Microarray Data: A panel of 336 Affymetrix HGU95Av2 GeneChip arrays probing B cells under different conditions can be accessed from the Gene Expression Omnibus database at http://www.ncbi.nlm.nih.gov/geo/ by querying for GEO accession GSE2350. Files with MAS5 normalized data in matrix format can be downloaded by clicking on the “Series Matrix File(s)” link near the bottom of the page. Note that there are two files (GSE2350_series_matrix-1.txt.gz with 255 chips and GSE2350_series_matrix-2.txt.gz with 81 chips) that must be joined together to utilize the entire dataset. In each file, the data matrix begins after a series of header lines which begin with the character ‘!’. In the first line, the entries after “ID_REF” are column headers listing the name of each sample. All succeeding lines (until the last one) contain a probe set ID followed by a series of numbers corresponding to the MAS5 normalized intensity values for this probe set and the corresponding sample listed on the column header. The file is terminated by the line “!series_matrix_table_end”. Alternatively, raw data in .cel format can be downloaded by clicking on the GSE2350_RAW.tar link. This data can then be normalized using the method of your choice.

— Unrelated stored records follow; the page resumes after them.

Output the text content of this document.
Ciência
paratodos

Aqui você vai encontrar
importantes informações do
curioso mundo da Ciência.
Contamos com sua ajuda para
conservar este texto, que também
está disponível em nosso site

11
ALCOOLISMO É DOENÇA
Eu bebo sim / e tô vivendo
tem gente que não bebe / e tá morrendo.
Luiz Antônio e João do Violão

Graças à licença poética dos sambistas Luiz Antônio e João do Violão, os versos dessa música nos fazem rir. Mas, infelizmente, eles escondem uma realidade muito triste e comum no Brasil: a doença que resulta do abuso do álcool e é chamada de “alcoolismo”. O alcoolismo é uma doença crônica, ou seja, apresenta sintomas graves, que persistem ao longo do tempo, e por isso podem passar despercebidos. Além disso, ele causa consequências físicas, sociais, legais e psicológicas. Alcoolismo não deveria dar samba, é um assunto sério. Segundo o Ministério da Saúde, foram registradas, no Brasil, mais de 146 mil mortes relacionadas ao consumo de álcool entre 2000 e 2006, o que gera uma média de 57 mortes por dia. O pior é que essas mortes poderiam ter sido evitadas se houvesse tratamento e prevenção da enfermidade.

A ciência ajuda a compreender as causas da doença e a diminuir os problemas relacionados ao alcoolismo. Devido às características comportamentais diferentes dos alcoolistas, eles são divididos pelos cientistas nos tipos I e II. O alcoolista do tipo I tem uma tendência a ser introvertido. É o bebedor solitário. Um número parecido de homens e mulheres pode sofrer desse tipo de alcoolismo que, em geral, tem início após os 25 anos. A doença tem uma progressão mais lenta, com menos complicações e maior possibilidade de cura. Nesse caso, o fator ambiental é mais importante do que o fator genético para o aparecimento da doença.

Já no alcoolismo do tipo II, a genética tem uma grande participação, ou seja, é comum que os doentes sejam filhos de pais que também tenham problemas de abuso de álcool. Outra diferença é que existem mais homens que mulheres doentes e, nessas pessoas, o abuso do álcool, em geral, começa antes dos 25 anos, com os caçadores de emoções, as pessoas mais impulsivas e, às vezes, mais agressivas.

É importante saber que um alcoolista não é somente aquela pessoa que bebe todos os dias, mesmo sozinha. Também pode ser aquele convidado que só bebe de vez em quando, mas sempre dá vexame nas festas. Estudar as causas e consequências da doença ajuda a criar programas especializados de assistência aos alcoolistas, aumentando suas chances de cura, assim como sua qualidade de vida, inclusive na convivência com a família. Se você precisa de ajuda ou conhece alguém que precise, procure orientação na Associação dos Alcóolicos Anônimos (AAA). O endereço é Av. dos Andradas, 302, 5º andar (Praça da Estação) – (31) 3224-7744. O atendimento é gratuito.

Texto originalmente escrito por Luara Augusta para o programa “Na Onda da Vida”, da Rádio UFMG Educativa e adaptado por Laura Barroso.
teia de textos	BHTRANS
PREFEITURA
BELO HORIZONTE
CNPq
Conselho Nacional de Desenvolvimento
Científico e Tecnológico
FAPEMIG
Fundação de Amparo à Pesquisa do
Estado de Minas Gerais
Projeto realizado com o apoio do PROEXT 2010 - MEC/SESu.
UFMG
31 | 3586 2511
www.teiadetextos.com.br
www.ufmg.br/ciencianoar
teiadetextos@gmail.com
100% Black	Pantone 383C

Useful Information: In the HGU95Av2 GeneChip, BCL6 (Entrez GeneID 604) is represented by three probe sets: 40091_at//978_at//979_g_at.
Submission Information
Submit a ranked list of genes, ordered according to the confidence you assign to your prediction that a gene is a true BCL6 transcriptional target, from the most reliable (first row) to the least reliable (last row) prediction. Use a tab-separated 2 column format as in the example below:
- nnn \tab XYZ
where nnn is one of the Entrez GeneID identifiers in the file BCL6_targets_and_decoys.xls, and XYZ is a score between 0 and 1 that indicates the confidence level you assign to the prediction that a gene is a true BCL6 transcriptional target. (E.g., XYZ=1 if the gene is deemed to be a target with highest confidence and XYZ = 0 if a gene is deemed not to to be a target.) All genes omitted from the list but that belong to the gold standard positive and gold standard negative sets will be considered to appear randomly ordered at the end of the list with XYZ = 0. Save your prediction file as unformatted text, and name it:
- TeamName_BCL6targets.txt
where TeamName is the name of the team with which you registered for the challenge.
Scoring Metrics
We will score the results using the area under the precision versus recall curve for the whole set of predictions. For the first k predictions (ranked by score, and for predictions with the same score, taken in the order they were submitted in the prediction file), precision is defined as the fraction of correct gold standard positive predictions to k, and recall is the proportion of correct gold standard positive predictions out of all the possible gold standard positive targets. Other metrics such as precision at 1%, 10%, 50%, and 80% recall, and the area under the ROC curve will also be evaluated.